After several years of continuity at the top of Retail Week’s Power List, 2012 is the second year in a row we’ve had a change in the number one slot.

After several years of continuity at the top of Retail Week’s Power List, 2012 is the second year in a row we’ve had a change in the number one slot.

The crowning of Sainsbury’s Justin King as retail’s most powerful figure is not so much a reflection on those he has leap-frogged to claim the top spot, but more to do with the stellar year the gregarious grocery boss has had.

The Power List is one of the most hotly debated publications we produce each year. In the run-up to the final discussion, we were inundated with tweets, emails and phone calls arguing for this personality or that. The debate that ensued among the Retail Week team was equally heated.

Much of it this year centred on the nature of power, where it lay and how it manifested itself in the ability of those on the list to shape the retail landscape.

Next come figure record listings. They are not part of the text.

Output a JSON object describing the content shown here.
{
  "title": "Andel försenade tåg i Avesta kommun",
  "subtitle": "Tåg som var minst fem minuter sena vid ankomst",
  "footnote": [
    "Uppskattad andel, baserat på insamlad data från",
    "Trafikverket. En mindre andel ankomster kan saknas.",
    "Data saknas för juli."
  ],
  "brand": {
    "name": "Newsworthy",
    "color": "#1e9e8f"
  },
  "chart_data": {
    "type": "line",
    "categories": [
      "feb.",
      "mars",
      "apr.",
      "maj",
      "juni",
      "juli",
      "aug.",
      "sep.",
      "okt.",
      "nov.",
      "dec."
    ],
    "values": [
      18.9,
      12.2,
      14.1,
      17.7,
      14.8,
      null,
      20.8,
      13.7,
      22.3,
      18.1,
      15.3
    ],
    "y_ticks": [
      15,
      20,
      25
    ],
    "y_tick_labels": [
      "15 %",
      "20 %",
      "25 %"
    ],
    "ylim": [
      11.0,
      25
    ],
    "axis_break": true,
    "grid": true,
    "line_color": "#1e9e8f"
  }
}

Financial scale and customer base were important, as was the momentum that comes from a commercially successful 12 months. But just as significant was how that power was wielded, both to further respective businesses and to promote the cause of British retail in general. Retail remains a fiercely competitive sector, but it is also shaped by ­common causes and shared values. In such turbulent times, never has the need for the industry’s leaders to shape public policy and consumer sentiment been more important.

King’s coronation at the top of the list is a sign of these times. Not only has he led the company to a 10-year market share high, delivering sales and profits growth along the way, but he has successfully captured the consumer zeitgeist when so many others are still making sense of the rapidly changing customer landscape.

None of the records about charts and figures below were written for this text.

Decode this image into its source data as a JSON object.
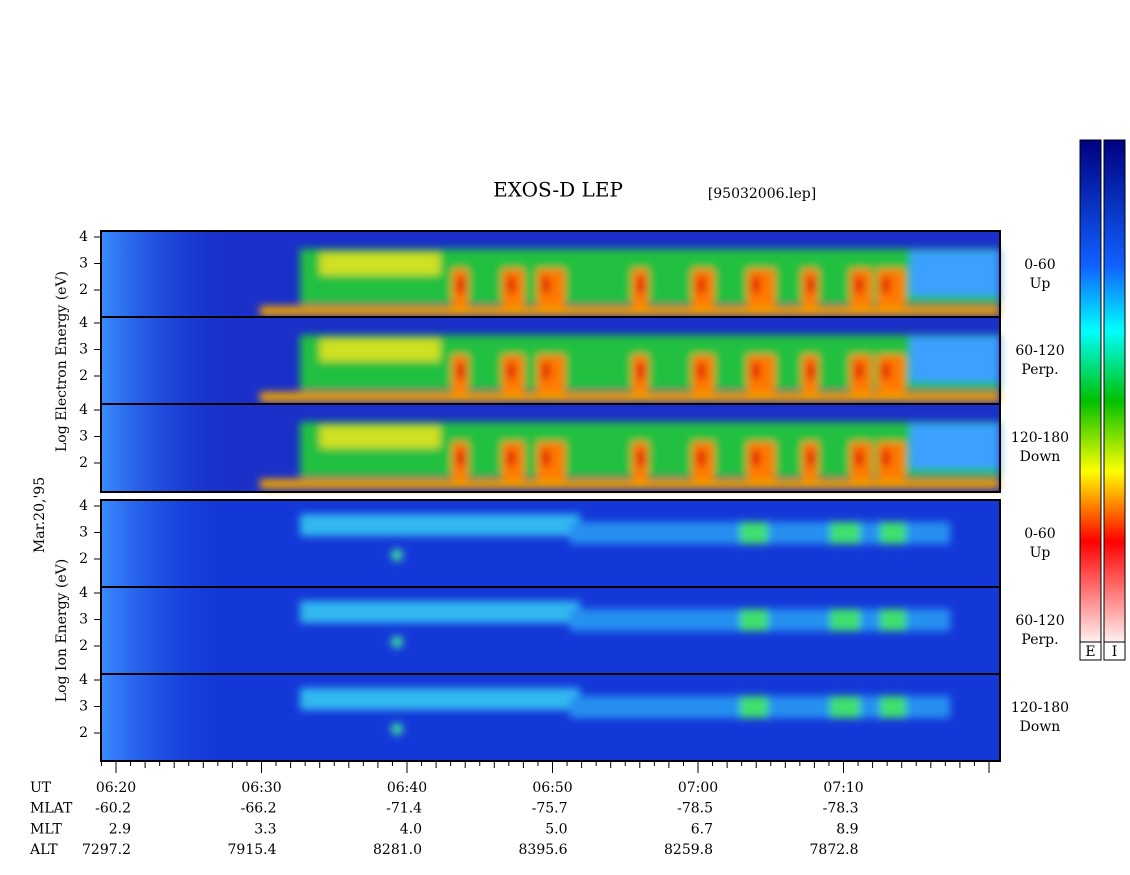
{
  "title": "EXOS-D LEP",
  "file": "[95032006.lep]",
  "date_label": "Mar.20,'95",
  "species": [
    {
      "label": "Log Electron Energy (eV)",
      "panels": [
        {
          "yticks": [
            "4",
            "3",
            "2"
          ],
          "pitch": "0-60",
          "direction": "Up"
        },
        {
          "yticks": [
            "4",
            "3",
            "2"
          ],
          "pitch": "60-120",
          "direction": "Perp."
        },
        {
          "yticks": [
            "4",
            "3",
            "2"
          ],
          "pitch": "120-180",
          "direction": "Down"
        }
      ]
    },
    {
      "label": "Log Ion Energy (eV)",
      "panels": [
        {
          "yticks": [
            "4",
            "3",
            "2"
          ],
          "pitch": "0-60",
          "direction": "Up"
        },
        {
          "yticks": [
            "4",
            "3",
            "2"
          ],
          "pitch": "60-120",
          "direction": "Perp."
        },
        {
          "yticks": [
            "4",
            "3",
            "2"
          ],
          "pitch": "120-180",
          "direction": "Down"
        }
      ]
    }
  ],
  "time_axis": [
    {
      "name": "UT",
      "values": [
        "06:20",
        "06:30",
        "06:40",
        "06:50",
        "07:00",
        "07:10"
      ]
    },
    {
      "name": "MLAT",
      "values": [
        "-60.2",
        "-66.2",
        "-71.4",
        "-75.7",
        "-78.5",
        "-78.3"
      ]
    },
    {
      "name": "MLT",
      "values": [
        "2.9",
        "3.3",
        "4.0",
        "5.0",
        "6.7",
        "8.9"
      ]
    },
    {
      "name": "ALT",
      "values": [
        "7297.2",
        "7915.4",
        "8281.0",
        "8395.6",
        "8259.8",
        "7872.8"
      ]
    }
  ],
  "colorbars": [
    "E",
    "I"
  ]
}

Moreover, alongside the likes of Lord Wolfson, Ian Cheshire and last year’s top dog, Charlie Mayfield, in public and in private, the Sainsbury’s boss has led the vanguard that has reflected the sector’s interests or shaped the debate.

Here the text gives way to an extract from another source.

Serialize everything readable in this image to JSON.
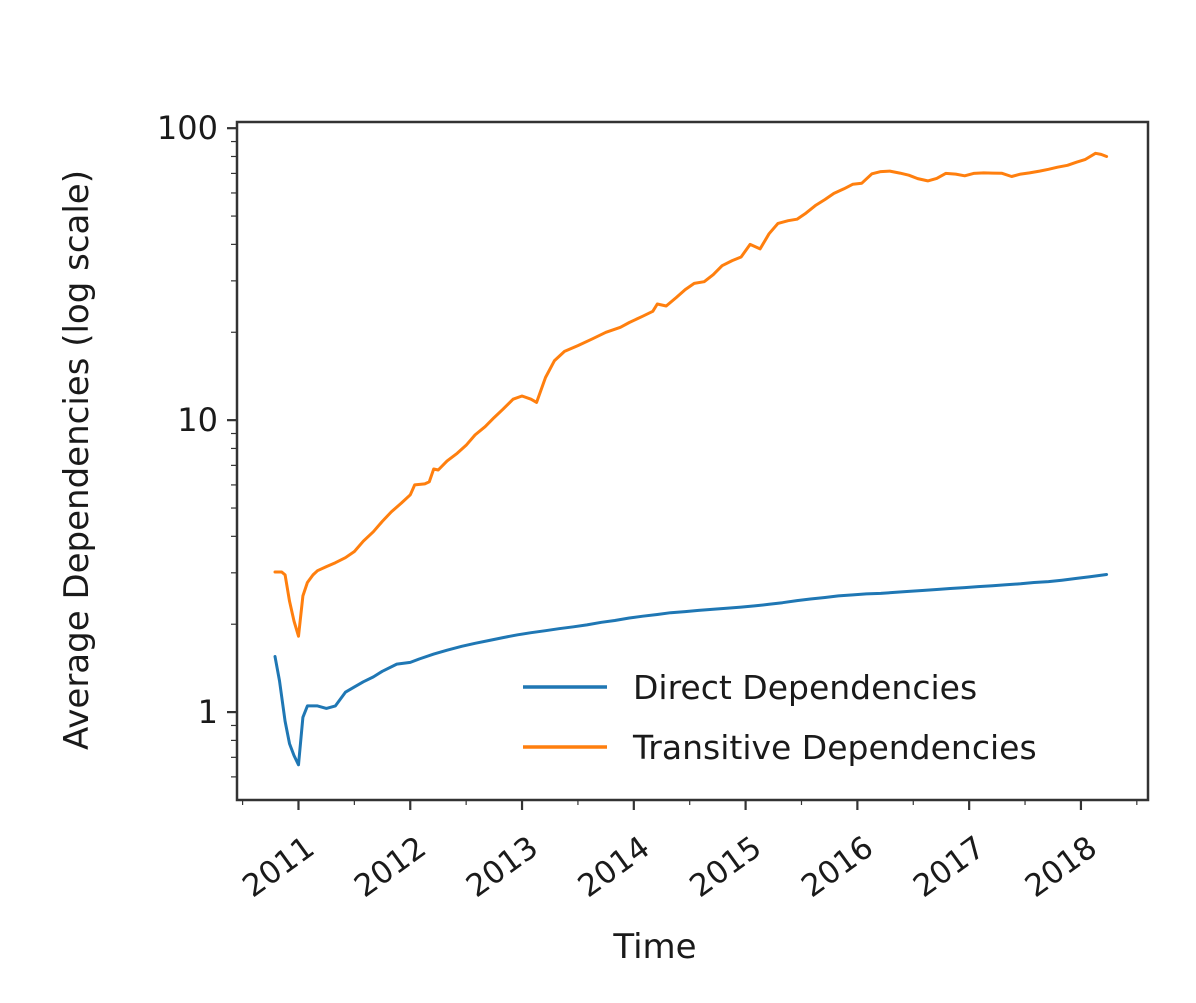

The switch at the top isn’t the only noteworthy change from last year. The number of casualties and upsets on the high street in the past 12 months has led to some high-­profile exits from the list, such as Richard Brasher of Tesco. Meanwhile, the collective power of the disrupters – those businesses and personalities causing the rapid evolution of the sector – continues to mount.

Nothing demonstrates the scale of change in British retail more than the continuing rise of mould-breakers such as Jeff Bezos of Amazon and John Browett of Apple, while more traditional names fall away. Who’d bet against further change next year?